If you picked (D), then the storyline of PIN (1981) won’t seem so strange. Leon and Ursula have lived together ever since their parents died in a car accident. The kids grew up thinking dad’s anatomical model, PIN, was alive, and now Leon throws his voice unconsciously, keeping PIN talking. PIN eats with them, listens to Leon’s weird poetry recitals, and when Leon and Ursula have incest sex, PIN likes to help. If you’re a completely insane lunatic shut-in with ice water in your veins and screaming bats inside your skull, this would be paradise. And for Leon, it is.
Leon and Ursula are so hyperintelligent that they’re basically insane, and that’s Andrew Neiderman’s specialty: characters who are too smart for their own good. In Night Howl (1986), it’s a genetically mutated dog with a man-sized brain. In Teacher’s Pet (1986), it’s an afterschool tutor who turns the brightest kids into cold-blooded “rational” monsters. In Brainchild (1981), it’s Lois Gilbert, high school senior, who turns her house into a behavioral psychology experiment that drives her entire family stark raving mad.

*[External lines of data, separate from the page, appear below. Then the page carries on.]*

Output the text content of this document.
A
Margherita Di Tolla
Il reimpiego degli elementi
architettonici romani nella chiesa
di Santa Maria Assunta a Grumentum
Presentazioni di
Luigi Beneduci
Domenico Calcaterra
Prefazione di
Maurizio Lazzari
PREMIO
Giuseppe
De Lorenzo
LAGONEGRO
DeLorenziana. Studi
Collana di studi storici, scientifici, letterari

When Neiderman’s not writing about mad scientists in training, he loves writing about families who put the “fun” in dysfunction. Maybe it’s his way with toxic families that led to the other part of his career. While he’s written forty-seven novels under his own name, he’s written sixty-eight as V. C. Andrews, ghost-writing for the woman who raised gothic horror from its grave.